后面k8s里使用的是这里/ole/data/nfs/no_root_squash的配置,注意这个配置及其不安全。暂时就我一个人用,就给它这个权限了。。。

What is root_squash? 什么是root_squash?

root_squash will allow the root user on the client to both access and create files on the NFS server as root. root_squash 将允许客户端上的 root 用户以 root 身份在 NFS 服务器上访问和创建文件。 Technically speaking, this option will force NFS to change the client’s root to an anonymous ID and, in effect, this will increase security by preventing ownership of the root account on one system migrating to the other system. 从技术上讲,此选项将强制 NFS 将客户端的 root 更改为匿名 ID,实际上,这将通过防止一个系统上的 root 帐户的所有权迁移到另一系统来提高安全性。 This is needed if you are hosting root filesystems on the NFS server (especially for diskless clients); with this in mind, it can be used (sparingly) for selected hosts, but you should not use no_root_squash unless you are aware of the consequences. 如果您在 NFS 服务器上托管根文件系统(特别是无盘客户端),则需要这样做;考虑到这一点,它可以(谨慎地)用于选定的主机,但您不应该使用 no_root_squash ,除非您知道后果。

参考: https://www.thegeekdiary.com/basic-nfs-security-nfs-no_root_squash-and-suid/

no_root_squash:登入 NFS 主机使用分享目录的使用者,如果是 root 的话,那么对于这个分享的目录来说,他就具有 root 的权限!这个项目『极不安全』,不建议使用! root_squash:在登入 NFS 主机使用分享之目录的使用者如果是 root 时,那么这个使用者的权限将被压缩成为匿名使用者,通常他的 UID 与 GID 都会变成 nobody 那个系统账号的身份;

修改了下文件夹权限(好像是因为权限不足)

chmod 777 /ole/data/nfs/no_root_squash

注意以上操作是极其不负责任和不安全的。
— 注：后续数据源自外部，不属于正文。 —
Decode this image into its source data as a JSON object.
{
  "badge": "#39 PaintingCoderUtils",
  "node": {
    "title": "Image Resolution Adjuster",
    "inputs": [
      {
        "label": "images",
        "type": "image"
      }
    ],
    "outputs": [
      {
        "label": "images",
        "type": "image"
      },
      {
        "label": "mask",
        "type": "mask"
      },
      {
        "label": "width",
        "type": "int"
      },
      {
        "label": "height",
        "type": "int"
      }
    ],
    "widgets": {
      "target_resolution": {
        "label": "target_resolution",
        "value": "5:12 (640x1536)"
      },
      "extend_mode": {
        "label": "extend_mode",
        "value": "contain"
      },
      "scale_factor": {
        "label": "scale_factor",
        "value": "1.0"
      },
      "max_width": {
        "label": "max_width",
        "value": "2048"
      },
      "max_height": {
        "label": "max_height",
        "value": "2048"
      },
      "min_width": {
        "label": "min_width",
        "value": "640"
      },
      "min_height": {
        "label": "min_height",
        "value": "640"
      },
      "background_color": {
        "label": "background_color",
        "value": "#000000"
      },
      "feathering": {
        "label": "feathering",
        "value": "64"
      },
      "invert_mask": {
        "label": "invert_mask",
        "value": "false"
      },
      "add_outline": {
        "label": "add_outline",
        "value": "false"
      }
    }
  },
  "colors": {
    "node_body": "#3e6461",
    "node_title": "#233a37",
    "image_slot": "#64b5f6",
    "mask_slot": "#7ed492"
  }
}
。。以后再说

然后使之生效

exportfs -arv

查看网络上的nfs共享文件夹

showmount -e

可以看到已经允许挂载

[root@jingmin-kube-archlinux k8s]# showmount -e
Export list for jingmin-kube-archlinux:
/ole/data/nfs/no_root_squash 10.0.0.0/8,172.16.0.0/12,192.168.0.0/16
/ole/data/nfs/async          10.0.0.0/8,172.16.0.0/12,192.168.0.0/16
/ole/data/nfs/sync           10.0.0.0/8,172.16.0.0/12,192.168.0.0/16
/ole/data/nfs/public         10.0.0.0/8,172.16.0.0/12,192.168.0.0/16

在k8s中配置nfs相关的storageclass和provisioner

创建nfs provisioner和storageclass,以及rbac相关的权限对象。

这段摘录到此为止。